New paper describes race between groups at UCLA and the Fukui Institute to determine the mechanism of a novel rearrangement discovered in Stoltz lab at Caltech.

Published in the Journal of the American Chemical Society (JACS), the article describes the race to determine the mechanism of a novel rearrangement discovered in the lab of Professor Brian Stoltz at the California Institute of Technology (Caltech). 

After working for nearly a year, Professor Ken Houk’s group at UCLA, using traditional methods, and Professor Keiji Morokuma’s group at the Fukui Institute, using automatic methods, were both able to come up with the same exact mechanism, which surprised Houk and other researchers. 

How did this come about? Houk explains:

In the course of Stoltz’s group synthesis of natural product curcusone C, an unexpected rearrangement was encountered:

Houk Cope 0

While a sequence of Cope rearrangement and [1r,3s]-sigmatropic shift would effect the transformation, the latter is an unknown, and thermally forbidden according to the Woodward-Hoffmann rules, reaction. Computations by the Houk group established this as a very high energy process. A serious computational study began. 

At this time, Houk heard Professor Keiji Morokuma give a talk about his work with Professor Satoshi Maeda, now at Hokkaido, on automatic procedures to identify mechanisms computationally. These methods, AFIR (Automatic Force Induced Reactions) is part of the GRRM (Global Reaction Route Map) developed by Maeda were demonstrated to be useful for a variety of reactions. Morokuma agreed that his group would use this method, while Houk’s group would use the traditional method, exploring the energetics of a variety of plausible pathways to find a mechanistic route.

In the event, both computational groups were able, after about a year, to come up with a mechanism, and it was the same mechanism! The contest was a dead heat!  The mechanism involves 5 different thermally allowed sigmatropic shifts: Cope, 1,5-sigmatropic silyl, Claisen, retro-Claisen, and 1,5-sigmatropic shifts, a veritable cornucopia of pericylic reactions! In fact, Huw Davies’s group at Emory had observed previously a related rearrangement involving several of these step. 

The sad aspect of this story is that one of the principals, the world-renown computational chemist, Professor Keiji Morokuma, passed away on November 27, 2107, as this work was in progress. Morokuma built an international reputation, first at the University of Rochester, then the Institute for Molecular Science in Okazaki, Japan, then Emory University, and finally at the Fukui Institute in Kyoto. 

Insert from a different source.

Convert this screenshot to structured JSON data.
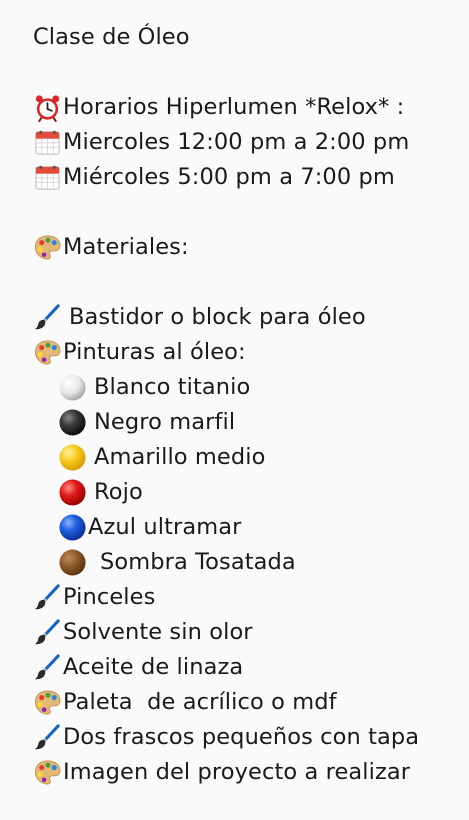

The experimental discovery of the rearrangement was due to graduate student Chung Whan Lee in Stoltz’s lab. The computational work was performed in Houk’s lab by former postdoctoral researcher Dr. Buck Taylor, now professor at the University of Portland, and Dr. Ashay Patel, now a postdoctoral researcher at UC San Diego, and in Morokuma’s lab by postdoctoral researcher Dr. Galina P. Petrova.